Wrapping linked lists in iterators

2020-04-08 14:25发布

问题:

A set of APIs that I commonly use follow a linked-list pattern:

struct SomeObject
{
    const char* some_value;
    const char* some_other_value;
    SomeObject* next;    
}

LONG GetObjectList( SomeObject** list );
void FreeObjectList( SomeObject* list );

This API is not mine and I cannot change it.

So, I'd like to encapsulate their construction/destruction, access, and add iterator support. My plan is to do something like this:

/// encapsulate access to the SomeObject* type
class MyObject
{
public:
    MyObject() : object_( NULL ) { };
    MyObject( const SomeObject* object ) : object_( object ) { };
    const char* SomeValue() const 
    { 
        return NULL != object_ ? object_->some_value : NULL; 
    };
    const char* SomeValue() const 
    { 
        return NULL != object_ ? object_->some_other_value : NULL; 
    };

private:
    SomeObject* object_;
}; // class MyObject

bool operator==( const MyObject& i, const MyObject& j )
{
    return // some comparison algorithm.
};

/// provide iterator support to SomeObject*
class MyObjectIterator 
    : public boost::iterator_adaptor< MyObjectIterator, 
                                      MyObject*,
                                      boost::use_default,
                                      boost::forward_traversal_tag >
{
public:
    // MyObjectIterator() constructors

private:
    friend class boost::iterator_core_access;

    // How do I cleanly give the iterator access to the underlying SomeObject*
    // to access the `next` pointer without exposing that implementation detail
    // in `MyObject`?
    void increment() { ??? }; 
};

/// encapsulate the SomeObject* creation/destruction
class MyObjectList
{
public:
    typedef MyObjectIterator const_iterator;

    MyObjectList() : my_list_( MyObjectList::Create(), &::FreeObjectList )
    {
    };

    const_iterator begin() const
    {
        // How do I convert a `SomeObject` pointer to a `MyObject` reference?
        return MyObjectIterator( ??? );
    };

    const_iterator end() const
    {
        return MyObjectIterator();
    };

private:
    static SomeObject* Create()
    {
        SomeObject* list = NULL;
        GetObjectList( &list );
        return list;
    };

    boost::shared_ptr< void > my_list_;
}; // class MyObjectList

My two questions are:

  1. How do I cleanly give MyObjectIterator access to the underlying SomeObject to access the next pointer in the linked list without exposing that implementation detail in MyObject?

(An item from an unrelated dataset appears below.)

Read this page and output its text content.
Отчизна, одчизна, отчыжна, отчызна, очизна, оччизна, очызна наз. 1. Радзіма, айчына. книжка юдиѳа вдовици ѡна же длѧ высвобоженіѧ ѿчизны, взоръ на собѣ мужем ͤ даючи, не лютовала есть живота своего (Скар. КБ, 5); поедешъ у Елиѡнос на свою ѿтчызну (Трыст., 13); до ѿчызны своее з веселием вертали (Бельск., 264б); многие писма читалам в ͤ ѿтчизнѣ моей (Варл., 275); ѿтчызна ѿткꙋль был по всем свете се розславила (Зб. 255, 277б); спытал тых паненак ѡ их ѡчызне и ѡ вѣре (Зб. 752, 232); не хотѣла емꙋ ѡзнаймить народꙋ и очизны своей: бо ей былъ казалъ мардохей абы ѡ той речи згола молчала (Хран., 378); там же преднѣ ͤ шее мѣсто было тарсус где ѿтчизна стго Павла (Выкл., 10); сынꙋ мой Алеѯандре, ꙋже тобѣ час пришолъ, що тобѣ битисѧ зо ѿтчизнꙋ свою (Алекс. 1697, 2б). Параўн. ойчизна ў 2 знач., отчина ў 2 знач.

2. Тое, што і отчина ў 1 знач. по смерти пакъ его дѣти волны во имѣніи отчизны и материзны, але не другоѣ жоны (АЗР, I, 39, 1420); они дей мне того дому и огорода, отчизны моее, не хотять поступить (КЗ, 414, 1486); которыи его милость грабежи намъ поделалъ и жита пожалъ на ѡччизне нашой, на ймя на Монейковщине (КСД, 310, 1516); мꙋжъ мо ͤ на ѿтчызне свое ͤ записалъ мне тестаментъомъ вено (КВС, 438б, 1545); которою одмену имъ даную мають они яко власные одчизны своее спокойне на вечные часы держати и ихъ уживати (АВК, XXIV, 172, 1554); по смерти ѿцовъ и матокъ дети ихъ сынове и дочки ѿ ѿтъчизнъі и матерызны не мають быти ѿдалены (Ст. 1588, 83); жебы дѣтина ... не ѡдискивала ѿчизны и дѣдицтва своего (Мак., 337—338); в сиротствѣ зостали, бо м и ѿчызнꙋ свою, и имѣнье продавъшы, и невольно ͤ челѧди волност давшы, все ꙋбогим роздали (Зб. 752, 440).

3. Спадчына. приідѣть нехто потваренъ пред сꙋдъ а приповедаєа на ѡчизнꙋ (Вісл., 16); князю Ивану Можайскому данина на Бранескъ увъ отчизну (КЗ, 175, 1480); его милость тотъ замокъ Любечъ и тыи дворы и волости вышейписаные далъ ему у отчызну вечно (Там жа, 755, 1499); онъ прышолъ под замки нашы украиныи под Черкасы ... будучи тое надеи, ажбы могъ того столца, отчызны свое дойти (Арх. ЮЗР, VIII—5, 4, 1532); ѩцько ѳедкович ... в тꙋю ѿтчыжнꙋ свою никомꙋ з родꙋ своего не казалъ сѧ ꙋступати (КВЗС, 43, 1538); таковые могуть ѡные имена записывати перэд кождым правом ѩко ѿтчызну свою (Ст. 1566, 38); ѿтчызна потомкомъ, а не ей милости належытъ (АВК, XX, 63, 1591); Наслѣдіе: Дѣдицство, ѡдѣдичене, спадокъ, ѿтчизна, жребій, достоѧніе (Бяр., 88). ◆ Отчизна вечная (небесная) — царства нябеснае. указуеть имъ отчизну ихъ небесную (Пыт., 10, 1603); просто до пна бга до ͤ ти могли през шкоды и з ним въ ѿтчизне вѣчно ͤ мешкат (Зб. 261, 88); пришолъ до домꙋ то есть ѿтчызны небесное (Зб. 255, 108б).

  2. In MyObjectList::begin(), how do I convert a SomeObject pointer to a MyObject reference?

Thanks, PaulH


Edit: The linked-list APIs I'm wrapping are not mine. I cannot change them.

回答1:

  1. You would make MyObjectIterator a friend of MyObject. I don't see any better way. And really I think it's reasonable that iterators get whatever special friend access is necessary for them to perform their duties.

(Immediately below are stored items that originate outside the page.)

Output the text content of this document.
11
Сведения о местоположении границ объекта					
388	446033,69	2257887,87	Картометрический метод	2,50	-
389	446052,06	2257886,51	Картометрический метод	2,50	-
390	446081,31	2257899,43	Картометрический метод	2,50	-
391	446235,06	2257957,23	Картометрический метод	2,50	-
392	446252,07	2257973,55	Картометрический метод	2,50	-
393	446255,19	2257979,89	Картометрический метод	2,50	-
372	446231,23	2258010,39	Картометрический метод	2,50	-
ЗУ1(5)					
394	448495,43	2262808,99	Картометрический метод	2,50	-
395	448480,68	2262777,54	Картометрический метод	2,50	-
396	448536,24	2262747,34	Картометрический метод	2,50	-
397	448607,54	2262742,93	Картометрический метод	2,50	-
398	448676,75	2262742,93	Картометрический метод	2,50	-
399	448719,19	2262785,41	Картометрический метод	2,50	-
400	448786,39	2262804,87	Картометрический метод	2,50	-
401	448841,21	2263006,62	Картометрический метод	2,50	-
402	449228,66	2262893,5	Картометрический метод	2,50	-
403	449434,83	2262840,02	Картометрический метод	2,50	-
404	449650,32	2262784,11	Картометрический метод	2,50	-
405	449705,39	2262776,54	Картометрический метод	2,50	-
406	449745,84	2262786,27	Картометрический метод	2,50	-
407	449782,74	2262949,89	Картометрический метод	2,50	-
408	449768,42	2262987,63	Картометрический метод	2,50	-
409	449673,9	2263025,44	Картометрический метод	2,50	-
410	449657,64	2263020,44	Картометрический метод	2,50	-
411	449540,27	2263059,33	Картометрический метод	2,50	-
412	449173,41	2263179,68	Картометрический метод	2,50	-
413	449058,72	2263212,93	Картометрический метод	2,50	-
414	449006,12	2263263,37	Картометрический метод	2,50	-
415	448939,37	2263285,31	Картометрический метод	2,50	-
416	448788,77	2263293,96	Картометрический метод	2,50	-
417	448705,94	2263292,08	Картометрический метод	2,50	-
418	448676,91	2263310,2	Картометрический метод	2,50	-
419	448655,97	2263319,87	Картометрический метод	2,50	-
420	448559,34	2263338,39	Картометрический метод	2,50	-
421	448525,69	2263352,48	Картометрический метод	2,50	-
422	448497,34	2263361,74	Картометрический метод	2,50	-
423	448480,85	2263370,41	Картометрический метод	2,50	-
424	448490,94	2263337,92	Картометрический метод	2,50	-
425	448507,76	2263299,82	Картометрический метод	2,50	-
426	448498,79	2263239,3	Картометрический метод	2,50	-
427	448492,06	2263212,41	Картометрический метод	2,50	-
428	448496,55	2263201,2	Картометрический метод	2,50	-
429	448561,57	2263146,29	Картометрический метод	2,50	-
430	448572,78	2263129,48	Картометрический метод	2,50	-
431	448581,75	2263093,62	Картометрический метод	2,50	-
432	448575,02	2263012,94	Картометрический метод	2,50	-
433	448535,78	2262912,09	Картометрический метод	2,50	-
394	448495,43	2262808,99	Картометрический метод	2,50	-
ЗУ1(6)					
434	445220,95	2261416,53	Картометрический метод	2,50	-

  2. You don't seem to have considered how and where your MyObject instance are going to be stored. Or perhaps that's what this question is coming out of. It seems like you would have to have a separate linked list of MyObjects in your MyObjectList. Then at least MyObjectList::begin() can just grab the first MyObject of your internal linked list of them. And if the only operations that may modify or rearrange this list only ever happen through the iterators you provide, then you can problem keep these lists in synch without too much trouble. Otherwise, if there are functions in the API you're using that take the raw SomeObject linked list and manipulate it, then you may have trouble.

I can see why you've tried to design this scheme, but having separate MyObjects that point to SomeObjects even through SomeObjects themselves make up the real list structure.... That is not an easy way to wrap a list.

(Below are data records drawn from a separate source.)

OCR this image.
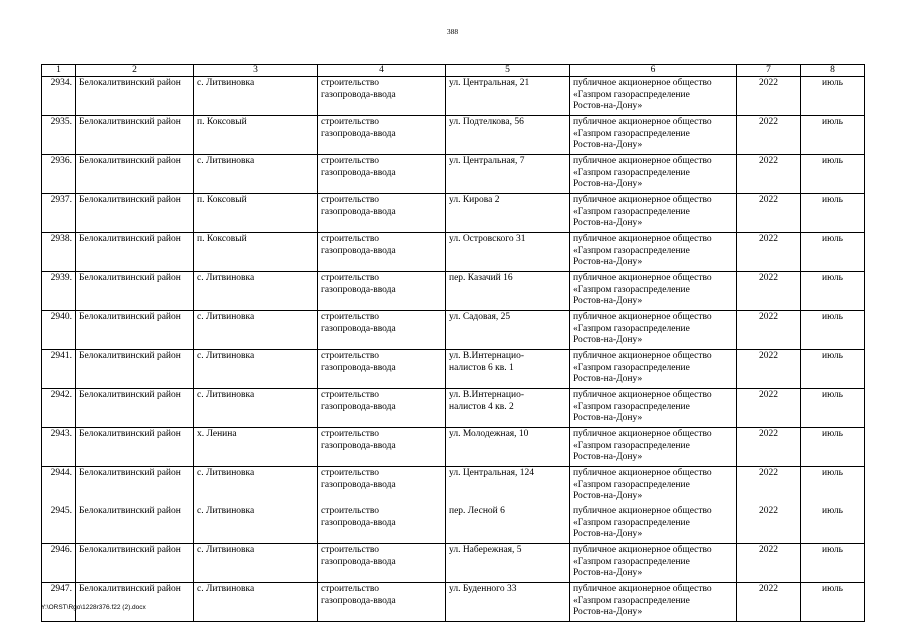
388
1	2	3	4	5	6	7	8
2934.	Белокалитвинский район	с. Литвиновка	строительство
газопровода-ввода	ул. Центральная, 21	публичное акционерное общество
«Газпром газораспределение
Ростов-на-Дону»	2022	июль
2935.	Белокалитвинский район	п. Коксовый	строительство
газопровода-ввода	ул. Подтелкова, 56	публичное акционерное общество
«Газпром газораспределение
Ростов-на-Дону»	2022	июль
2936.	Белокалитвинский район	с. Литвиновка	строительство
газопровода-ввода	ул. Центральная, 7	публичное акционерное общество
«Газпром газораспределение
Ростов-на-Дону»	2022	июль
2937.	Белокалитвинский район	п. Коксовый	строительство
газопровода-ввода	ул. Кирова 2	публичное акционерное общество
«Газпром газораспределение
Ростов-на-Дону»	2022	июль
2938.	Белокалитвинский район	п. Коксовый	строительство
газопровода-ввода	ул. Островского 31	публичное акционерное общество
«Газпром газораспределение
Ростов-на-Дону»	2022	июль
2939.	Белокалитвинский район	с. Литвиновка	строительство
газопровода-ввода	пер. Казачий 16	публичное акционерное общество
«Газпром газораспределение
Ростов-на-Дону»	2022	июль
2940.	Белокалитвинский район	с. Литвиновка	строительство
газопровода-ввода	ул. Садовая, 25	публичное акционерное общество
«Газпром газораспределение
Ростов-на-Дону»	2022	июль
2941.	Белокалитвинский район	с. Литвиновка	строительство
газопровода-ввода	ул. В.Интернацио-
налистов 6 кв. 1	публичное акционерное общество
«Газпром газораспределение
Ростов-на-Дону»	2022	июль
2942.	Белокалитвинский район	с. Литвиновка	строительство
газопровода-ввода	ул. В.Интернацио-
налистов 4 кв. 2	публичное акционерное общество
«Газпром газораспределение
Ростов-на-Дону»	2022	июль
2943.	Белокалитвинский район	х. Ленина	строительство
газопровода-ввода	ул. Молодежная, 10	публичное акционерное общество
«Газпром газораспределение
Ростов-на-Дону»	2022	июль
2944.	Белокалитвинский район	с. Литвиновка	строительство
газопровода-ввода	ул. Центральная, 124	публичное акционерное общество
«Газпром газораспределение
Ростов-на-Дону»	2022	июль
2945.	Белокалитвинский район	с. Литвиновка	строительство
газопровода-ввода	пер. Лесной 6	публичное акционерное общество
«Газпром газораспределение
Ростов-на-Дону»	2022	июль
2946.	Белокалитвинский район	с. Литвиновка	строительство
газопровода-ввода	ул. Набережная, 5	публичное акционерное общество
«Газпром газораспределение
Ростов-на-Дону»	2022	июль
2947.	Белокалитвинский район	с. Литвиновка	строительство
газопровода-ввода	ул. Буденного 33	публичное акционерное общество
«Газпром газораспределение
Ростов-на-Дону»	2022	июль
Y:\ORST\Rgo\1228r376.f22 (2).docx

The simplest alternative is just to do away with MyObject completely. Let your iterators work against SomeObject instances directly and return those when dereferenced. Sure that does expose SomeObject to the outside, particularly its next member. But is that really a big enough problem to justify a more complex scheme to wrap it all up?

Another way to deal with might be to have MyObject privately inherit from SomeObject. Then each SomeObject instance can be downcast as a reference to a MyObject instance and given to the outside world that way, thus hiding the implemtation details of SomeObject and only exposing the desired public member functions. The standard probably doesn't guarantee this will work, but in practice since they'll likely have the exact same memory layouts you may be able to get away with it. However, I'm not sure that I would actually ever try such a thing in a real program unless absolutely necessary.

The last alternative I can think of is just to transfer the data into a list of more convenient data structures after being given to you by this API. And then of course transfer it back into a raw SomeObject list only if necessary to pass it back to the API. Just make your own SomeObjectData or whatever to store the strings and put them in a std::list. Whether or not this is actually feasible for you really depends on how this data is used in the context of the API you've mentioned. If there are other API functions that modify SomeObject lists and you need to use them frequently, then constantly converting SomeObject lists to and from std::list<SomeObjectData> could be annoying.



回答2:

First, of course, for real use, you almost certainly shouldn't be writing your own linked list or iterator at all. Second, good uses for linked lists (even one that's already written, debugged, etc.) are also pretty rare -- except in a few rather unusual circumstances, you should probably use something else (most often vector).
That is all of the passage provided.